La première a signé dans le journal Le Monde, une tribune, avec une centaine d’autres personnalités féminines, dans laquelle elle défend « la liberté des hommes d’importuner les femmes » et dénonce « un féminisme qui prend le visage d’une haine des hommes et de la sexualité ».
Le second, dans l’hebdomadaire Paris Match, pousse un grand coup de gueule, comme il nous y a si souvent habitué – et c’est tant mieux ainsi -  pour dire tout le mal qu’il pense de notre époque qu’il vomit : « Tout est faux, tout est faussé !  Il n’y a plus de respect, plus de parole donnée, il n’y a que l’argent qui compte (…) ».
Et parce que Catherine Deneuve et Alain Delon disent leur quatre vérités, ils sont évidemment incendiés, injuriés, sur les réseaux sociaux. Dans ce monde qui, décidément, ne tourne plus rond, la parole serait donc muselée, et la liberté d’expression interdite ?
Pire : bon nombre d’attaques les concernant relève de l’anonymat. Dans le genre de « courage fuyons », difficile de faire mieux ! Les internautes s’en donnent à cœur joie en avançant masqués.

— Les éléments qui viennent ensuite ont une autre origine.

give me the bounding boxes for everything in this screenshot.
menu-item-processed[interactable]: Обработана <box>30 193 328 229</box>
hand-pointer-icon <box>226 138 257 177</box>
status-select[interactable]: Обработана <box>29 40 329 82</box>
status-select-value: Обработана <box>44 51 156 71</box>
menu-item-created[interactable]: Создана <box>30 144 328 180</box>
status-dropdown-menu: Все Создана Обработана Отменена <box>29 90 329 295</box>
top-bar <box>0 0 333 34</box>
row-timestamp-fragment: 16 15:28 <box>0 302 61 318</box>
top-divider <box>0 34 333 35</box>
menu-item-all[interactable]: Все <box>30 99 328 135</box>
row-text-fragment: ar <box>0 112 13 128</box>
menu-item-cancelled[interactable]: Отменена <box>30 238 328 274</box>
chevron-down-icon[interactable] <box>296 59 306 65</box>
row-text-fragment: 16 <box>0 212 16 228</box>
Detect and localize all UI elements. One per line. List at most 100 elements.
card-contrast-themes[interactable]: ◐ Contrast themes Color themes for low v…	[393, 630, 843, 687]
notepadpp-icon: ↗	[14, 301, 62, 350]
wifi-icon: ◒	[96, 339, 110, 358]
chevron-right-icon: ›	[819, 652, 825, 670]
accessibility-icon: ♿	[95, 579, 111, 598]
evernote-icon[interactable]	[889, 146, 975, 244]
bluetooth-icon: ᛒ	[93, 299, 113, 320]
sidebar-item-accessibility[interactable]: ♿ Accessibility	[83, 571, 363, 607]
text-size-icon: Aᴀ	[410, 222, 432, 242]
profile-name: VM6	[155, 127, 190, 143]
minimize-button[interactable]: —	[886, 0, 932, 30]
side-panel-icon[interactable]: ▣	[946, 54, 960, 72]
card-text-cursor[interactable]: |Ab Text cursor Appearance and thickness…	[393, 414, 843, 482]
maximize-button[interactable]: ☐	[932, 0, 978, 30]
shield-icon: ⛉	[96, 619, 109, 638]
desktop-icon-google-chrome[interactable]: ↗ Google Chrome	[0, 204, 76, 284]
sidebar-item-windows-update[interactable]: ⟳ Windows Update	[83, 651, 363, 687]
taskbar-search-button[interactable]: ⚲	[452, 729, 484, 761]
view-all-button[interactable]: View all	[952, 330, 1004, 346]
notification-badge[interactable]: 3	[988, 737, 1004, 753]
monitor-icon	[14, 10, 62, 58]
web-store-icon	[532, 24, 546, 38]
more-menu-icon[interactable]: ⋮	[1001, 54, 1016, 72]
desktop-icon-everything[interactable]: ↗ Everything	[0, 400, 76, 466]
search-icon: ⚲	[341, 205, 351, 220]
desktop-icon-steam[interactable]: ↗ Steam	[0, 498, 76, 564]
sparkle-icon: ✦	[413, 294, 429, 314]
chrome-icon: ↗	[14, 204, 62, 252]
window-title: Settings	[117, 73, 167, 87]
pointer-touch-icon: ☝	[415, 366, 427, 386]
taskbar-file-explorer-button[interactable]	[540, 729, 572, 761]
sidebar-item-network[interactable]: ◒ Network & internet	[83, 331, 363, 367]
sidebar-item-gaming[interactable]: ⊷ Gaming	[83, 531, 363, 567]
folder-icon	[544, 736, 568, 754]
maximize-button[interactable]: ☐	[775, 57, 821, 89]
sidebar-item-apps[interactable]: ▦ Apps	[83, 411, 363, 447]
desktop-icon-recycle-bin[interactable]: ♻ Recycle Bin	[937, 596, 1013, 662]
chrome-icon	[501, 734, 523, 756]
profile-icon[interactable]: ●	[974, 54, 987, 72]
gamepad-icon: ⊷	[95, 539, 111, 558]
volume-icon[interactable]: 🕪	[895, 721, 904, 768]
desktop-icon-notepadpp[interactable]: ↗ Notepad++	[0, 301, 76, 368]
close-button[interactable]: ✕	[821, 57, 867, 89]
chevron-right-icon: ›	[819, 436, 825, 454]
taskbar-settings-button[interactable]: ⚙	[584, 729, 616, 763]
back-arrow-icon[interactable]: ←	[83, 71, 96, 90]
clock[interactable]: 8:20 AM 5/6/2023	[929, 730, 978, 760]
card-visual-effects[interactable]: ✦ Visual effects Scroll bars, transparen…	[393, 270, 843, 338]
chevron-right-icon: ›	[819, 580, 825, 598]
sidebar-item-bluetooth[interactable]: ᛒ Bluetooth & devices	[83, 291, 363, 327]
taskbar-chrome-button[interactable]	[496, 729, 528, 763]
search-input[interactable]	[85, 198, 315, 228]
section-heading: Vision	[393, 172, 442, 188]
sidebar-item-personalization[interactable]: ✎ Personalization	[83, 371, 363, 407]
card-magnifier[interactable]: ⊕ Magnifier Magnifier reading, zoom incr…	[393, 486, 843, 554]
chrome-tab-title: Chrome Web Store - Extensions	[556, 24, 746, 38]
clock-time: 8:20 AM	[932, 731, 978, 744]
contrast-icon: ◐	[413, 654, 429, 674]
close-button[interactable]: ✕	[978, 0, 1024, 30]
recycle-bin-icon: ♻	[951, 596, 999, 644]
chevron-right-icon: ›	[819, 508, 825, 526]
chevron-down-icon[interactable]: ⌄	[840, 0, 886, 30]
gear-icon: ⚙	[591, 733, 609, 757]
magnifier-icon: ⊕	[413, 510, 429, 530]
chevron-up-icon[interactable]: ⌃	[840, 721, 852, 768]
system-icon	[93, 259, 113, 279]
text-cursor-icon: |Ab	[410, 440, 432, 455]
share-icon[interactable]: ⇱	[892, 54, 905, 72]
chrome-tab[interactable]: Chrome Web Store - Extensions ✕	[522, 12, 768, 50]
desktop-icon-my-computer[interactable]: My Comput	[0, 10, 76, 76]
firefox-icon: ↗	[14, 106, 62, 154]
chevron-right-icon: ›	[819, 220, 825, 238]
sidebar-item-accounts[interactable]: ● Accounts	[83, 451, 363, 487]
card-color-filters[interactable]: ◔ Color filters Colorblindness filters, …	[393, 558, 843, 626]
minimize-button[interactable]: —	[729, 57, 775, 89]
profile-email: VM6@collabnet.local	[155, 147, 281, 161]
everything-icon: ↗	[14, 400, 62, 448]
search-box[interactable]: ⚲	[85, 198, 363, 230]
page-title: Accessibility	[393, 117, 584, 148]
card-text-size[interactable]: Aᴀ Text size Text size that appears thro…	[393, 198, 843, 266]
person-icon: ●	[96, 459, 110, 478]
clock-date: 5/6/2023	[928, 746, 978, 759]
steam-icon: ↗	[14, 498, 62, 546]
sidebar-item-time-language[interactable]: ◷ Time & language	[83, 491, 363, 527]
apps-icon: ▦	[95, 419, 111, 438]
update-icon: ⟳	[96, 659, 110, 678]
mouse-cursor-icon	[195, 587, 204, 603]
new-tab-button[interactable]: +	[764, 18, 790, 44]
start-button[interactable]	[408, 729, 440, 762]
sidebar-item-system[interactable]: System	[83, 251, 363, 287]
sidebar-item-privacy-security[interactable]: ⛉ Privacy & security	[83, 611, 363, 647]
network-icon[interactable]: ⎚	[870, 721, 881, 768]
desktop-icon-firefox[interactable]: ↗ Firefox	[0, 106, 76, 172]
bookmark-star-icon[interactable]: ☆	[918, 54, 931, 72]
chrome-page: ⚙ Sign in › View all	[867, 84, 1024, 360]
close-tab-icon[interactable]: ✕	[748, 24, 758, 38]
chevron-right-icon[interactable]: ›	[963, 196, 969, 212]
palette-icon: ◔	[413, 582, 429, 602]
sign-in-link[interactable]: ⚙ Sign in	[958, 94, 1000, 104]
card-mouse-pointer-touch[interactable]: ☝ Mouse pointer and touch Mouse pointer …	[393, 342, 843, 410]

Il est grand temps qu’une loi vienne encadrer cela en obligeant les auteurs de n’importe quel propos à signer de leur propre nom.
Jamais, Voltaire n’aura été autant d’actualité, lui qui déclarait : « Je ne suis pas d’accord avec ce que vous dîtes, mais je me battrais pour que vous ayez le droit de la dire ». C’est en tout cas mon credo. Qu’on soit d’accord ou pas avec les propos de Catherine Deneuve et Alain Delon, l’un comme l’autre – et surtout eux avec tout ce qu’ils ont apporté à la France et à son rayonnement à l’étranger – doivent pouvoir exprimer librement leur opinion, sans crainte d’intimidation.  La vie démocratique a besoin de leur voix qui porte et qui compte, de leur engagement, pour continuer d’exister.